ジュエリー業界の勢力図は大きく塗り替わろうとしています。ヨンドシー、ダイヤモンドシライシ、アイプリモの業績からその片鱗が見えてきます。
ヨンドシーホールディングスは、2018年2月期から5期連続の減収減益に見舞われていました。ジュエリーの主力販売チャネルの一つだった百貨店の集客力が落ちていたところに、新型コロナウイルス感染拡大で直営店も大打撃を受けたのです。2021年2月期は売上高に当たる営業収益が前期比12.3%も減少します。

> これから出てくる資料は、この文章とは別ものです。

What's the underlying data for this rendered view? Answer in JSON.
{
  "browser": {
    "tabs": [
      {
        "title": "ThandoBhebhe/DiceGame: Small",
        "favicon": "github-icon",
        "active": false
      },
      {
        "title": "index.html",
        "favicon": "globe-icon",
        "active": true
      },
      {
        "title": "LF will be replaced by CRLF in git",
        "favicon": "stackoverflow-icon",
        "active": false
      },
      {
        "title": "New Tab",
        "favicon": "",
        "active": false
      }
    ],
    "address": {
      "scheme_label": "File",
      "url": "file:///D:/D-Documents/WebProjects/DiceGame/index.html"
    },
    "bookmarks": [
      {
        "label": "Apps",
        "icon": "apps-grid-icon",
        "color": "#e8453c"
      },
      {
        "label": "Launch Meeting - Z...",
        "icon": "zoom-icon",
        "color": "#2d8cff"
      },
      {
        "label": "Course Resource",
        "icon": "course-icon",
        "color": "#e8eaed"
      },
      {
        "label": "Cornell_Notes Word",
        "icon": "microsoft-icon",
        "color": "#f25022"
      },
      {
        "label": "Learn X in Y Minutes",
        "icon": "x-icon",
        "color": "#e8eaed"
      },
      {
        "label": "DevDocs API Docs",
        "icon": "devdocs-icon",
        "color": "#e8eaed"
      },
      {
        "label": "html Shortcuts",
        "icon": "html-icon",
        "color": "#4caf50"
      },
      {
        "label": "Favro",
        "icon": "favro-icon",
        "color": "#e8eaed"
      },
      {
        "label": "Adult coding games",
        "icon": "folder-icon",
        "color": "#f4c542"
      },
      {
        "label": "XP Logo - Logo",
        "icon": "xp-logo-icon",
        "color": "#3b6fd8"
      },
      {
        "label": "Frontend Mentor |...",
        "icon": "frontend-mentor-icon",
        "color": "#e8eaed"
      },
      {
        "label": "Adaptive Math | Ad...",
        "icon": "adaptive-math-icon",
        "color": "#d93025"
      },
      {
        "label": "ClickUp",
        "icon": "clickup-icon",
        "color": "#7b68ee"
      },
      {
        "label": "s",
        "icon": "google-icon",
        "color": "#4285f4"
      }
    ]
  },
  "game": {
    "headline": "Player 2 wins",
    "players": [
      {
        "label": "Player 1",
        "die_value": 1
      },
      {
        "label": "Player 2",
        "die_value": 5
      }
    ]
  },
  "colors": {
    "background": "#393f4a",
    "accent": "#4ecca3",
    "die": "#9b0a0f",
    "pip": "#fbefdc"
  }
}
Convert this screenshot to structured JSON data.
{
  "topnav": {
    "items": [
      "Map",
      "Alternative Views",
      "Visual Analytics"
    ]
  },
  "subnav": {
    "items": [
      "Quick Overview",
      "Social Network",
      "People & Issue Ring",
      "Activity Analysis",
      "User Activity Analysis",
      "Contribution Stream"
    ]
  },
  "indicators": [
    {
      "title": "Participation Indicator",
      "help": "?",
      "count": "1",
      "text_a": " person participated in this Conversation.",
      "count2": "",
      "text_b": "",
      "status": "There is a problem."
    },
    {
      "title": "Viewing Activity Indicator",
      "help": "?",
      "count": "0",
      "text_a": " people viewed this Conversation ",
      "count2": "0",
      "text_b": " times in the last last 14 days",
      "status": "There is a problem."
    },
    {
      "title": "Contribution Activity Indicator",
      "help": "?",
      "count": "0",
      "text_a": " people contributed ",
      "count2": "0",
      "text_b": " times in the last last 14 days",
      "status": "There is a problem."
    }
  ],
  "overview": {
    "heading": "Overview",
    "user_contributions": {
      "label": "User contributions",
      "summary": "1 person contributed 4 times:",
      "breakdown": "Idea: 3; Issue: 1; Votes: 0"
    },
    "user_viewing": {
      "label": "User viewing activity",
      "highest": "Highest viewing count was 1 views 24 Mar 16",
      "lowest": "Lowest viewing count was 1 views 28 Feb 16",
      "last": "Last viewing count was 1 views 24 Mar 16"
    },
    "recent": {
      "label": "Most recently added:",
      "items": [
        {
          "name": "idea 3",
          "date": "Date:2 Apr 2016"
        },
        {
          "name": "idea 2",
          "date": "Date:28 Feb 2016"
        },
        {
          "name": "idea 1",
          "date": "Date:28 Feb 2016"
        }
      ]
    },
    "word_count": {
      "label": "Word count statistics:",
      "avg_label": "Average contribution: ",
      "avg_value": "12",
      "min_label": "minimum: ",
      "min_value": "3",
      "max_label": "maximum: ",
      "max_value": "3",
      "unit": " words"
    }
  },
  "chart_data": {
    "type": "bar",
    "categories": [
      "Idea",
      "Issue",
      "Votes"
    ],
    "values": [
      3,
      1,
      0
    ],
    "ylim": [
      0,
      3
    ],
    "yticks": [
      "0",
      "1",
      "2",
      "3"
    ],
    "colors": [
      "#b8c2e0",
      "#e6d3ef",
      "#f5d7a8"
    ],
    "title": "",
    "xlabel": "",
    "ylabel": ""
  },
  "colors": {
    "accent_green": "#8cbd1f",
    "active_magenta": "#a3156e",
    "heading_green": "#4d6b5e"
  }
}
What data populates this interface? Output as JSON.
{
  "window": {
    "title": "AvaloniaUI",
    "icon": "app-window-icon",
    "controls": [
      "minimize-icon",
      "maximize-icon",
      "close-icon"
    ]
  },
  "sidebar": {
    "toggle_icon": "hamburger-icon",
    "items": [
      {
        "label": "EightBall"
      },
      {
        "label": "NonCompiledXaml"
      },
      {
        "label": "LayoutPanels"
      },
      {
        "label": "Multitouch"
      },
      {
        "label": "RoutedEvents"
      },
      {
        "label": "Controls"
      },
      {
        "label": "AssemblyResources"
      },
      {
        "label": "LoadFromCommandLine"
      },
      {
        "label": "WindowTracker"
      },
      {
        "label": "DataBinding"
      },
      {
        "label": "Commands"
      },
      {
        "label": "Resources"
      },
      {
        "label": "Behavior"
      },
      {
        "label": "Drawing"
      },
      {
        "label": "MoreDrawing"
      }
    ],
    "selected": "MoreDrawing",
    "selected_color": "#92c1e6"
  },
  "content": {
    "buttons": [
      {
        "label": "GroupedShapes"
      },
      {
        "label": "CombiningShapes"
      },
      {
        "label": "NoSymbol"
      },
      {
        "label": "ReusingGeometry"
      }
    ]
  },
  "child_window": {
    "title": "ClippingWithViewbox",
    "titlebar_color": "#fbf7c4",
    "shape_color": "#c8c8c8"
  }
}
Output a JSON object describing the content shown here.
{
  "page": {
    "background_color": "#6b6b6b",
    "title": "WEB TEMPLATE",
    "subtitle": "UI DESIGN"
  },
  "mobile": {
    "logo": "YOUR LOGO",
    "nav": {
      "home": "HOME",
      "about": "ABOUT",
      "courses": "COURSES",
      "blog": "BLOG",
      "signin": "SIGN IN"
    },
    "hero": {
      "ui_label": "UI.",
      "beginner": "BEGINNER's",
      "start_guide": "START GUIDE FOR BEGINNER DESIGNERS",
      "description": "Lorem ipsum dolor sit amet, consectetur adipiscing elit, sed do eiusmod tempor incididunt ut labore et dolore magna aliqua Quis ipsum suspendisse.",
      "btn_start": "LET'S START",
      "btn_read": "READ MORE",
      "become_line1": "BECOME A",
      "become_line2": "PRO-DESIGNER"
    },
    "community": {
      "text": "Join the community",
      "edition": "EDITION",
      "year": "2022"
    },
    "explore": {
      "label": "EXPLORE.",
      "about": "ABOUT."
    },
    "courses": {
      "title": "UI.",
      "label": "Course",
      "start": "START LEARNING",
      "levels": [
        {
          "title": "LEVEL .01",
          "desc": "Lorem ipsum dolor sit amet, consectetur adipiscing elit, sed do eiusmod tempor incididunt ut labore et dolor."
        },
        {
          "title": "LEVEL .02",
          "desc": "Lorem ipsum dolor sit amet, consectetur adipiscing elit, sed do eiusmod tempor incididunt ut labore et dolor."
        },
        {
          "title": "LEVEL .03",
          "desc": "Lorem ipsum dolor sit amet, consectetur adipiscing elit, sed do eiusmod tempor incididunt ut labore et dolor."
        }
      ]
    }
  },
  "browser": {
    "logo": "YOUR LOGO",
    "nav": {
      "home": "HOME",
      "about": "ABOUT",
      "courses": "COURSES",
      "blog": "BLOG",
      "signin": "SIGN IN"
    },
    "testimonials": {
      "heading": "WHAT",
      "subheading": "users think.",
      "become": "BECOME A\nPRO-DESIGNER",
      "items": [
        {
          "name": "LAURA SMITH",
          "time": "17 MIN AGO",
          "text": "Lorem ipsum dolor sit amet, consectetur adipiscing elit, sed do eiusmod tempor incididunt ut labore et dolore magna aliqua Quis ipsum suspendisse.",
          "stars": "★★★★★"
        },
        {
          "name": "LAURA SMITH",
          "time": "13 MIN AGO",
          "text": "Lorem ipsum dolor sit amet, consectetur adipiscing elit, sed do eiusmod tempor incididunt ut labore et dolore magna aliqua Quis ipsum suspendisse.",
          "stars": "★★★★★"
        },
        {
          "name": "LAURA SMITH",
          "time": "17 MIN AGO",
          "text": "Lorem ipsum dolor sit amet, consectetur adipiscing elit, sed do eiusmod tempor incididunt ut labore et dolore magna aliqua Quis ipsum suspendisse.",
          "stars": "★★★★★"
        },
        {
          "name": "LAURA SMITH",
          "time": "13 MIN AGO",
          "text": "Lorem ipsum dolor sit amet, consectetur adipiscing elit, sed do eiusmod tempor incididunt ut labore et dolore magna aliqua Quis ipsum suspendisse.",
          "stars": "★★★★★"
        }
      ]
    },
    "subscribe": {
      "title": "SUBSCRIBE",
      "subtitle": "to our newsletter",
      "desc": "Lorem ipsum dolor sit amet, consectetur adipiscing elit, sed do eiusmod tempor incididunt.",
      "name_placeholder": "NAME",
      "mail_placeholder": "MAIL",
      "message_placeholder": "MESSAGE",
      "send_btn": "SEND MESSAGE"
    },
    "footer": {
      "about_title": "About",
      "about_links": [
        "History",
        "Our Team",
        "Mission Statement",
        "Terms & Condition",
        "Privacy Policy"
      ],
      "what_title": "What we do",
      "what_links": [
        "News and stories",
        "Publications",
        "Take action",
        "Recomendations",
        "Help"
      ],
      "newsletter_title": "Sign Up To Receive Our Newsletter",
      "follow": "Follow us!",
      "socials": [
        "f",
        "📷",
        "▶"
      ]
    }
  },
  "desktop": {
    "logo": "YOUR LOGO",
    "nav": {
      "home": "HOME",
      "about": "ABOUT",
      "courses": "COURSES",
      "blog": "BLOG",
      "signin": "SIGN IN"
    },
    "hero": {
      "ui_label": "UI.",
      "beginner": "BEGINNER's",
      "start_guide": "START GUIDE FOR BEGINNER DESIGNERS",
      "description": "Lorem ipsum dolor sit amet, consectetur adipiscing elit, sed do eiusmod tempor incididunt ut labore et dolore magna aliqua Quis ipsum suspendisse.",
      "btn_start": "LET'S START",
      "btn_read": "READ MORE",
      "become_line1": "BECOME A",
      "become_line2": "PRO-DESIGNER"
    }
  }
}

ヨンドシーは当初、ファッションジュエリーの商品力強化やブライダル専門店の集客力向上など、全方位的な取り組みを行っていました。しかし、2023年2月期に大胆な収益改善策を打ち出します。それがブライダル店舗の選択と集中でした。
2023年2月期の1年間でブライダル専門店を18店舗退店し、24店舗まで縮小します。2023年8月末までで更に20店舗まで絞り込みました。つまり、およそ1年半で店舗数は半減したのです。
選択と集中を行った効果は目覚ましく、2023年3-8月のジュエリー事業の営業利益率は6.8%。前年の4.5%から2.3ポイントも上昇しました。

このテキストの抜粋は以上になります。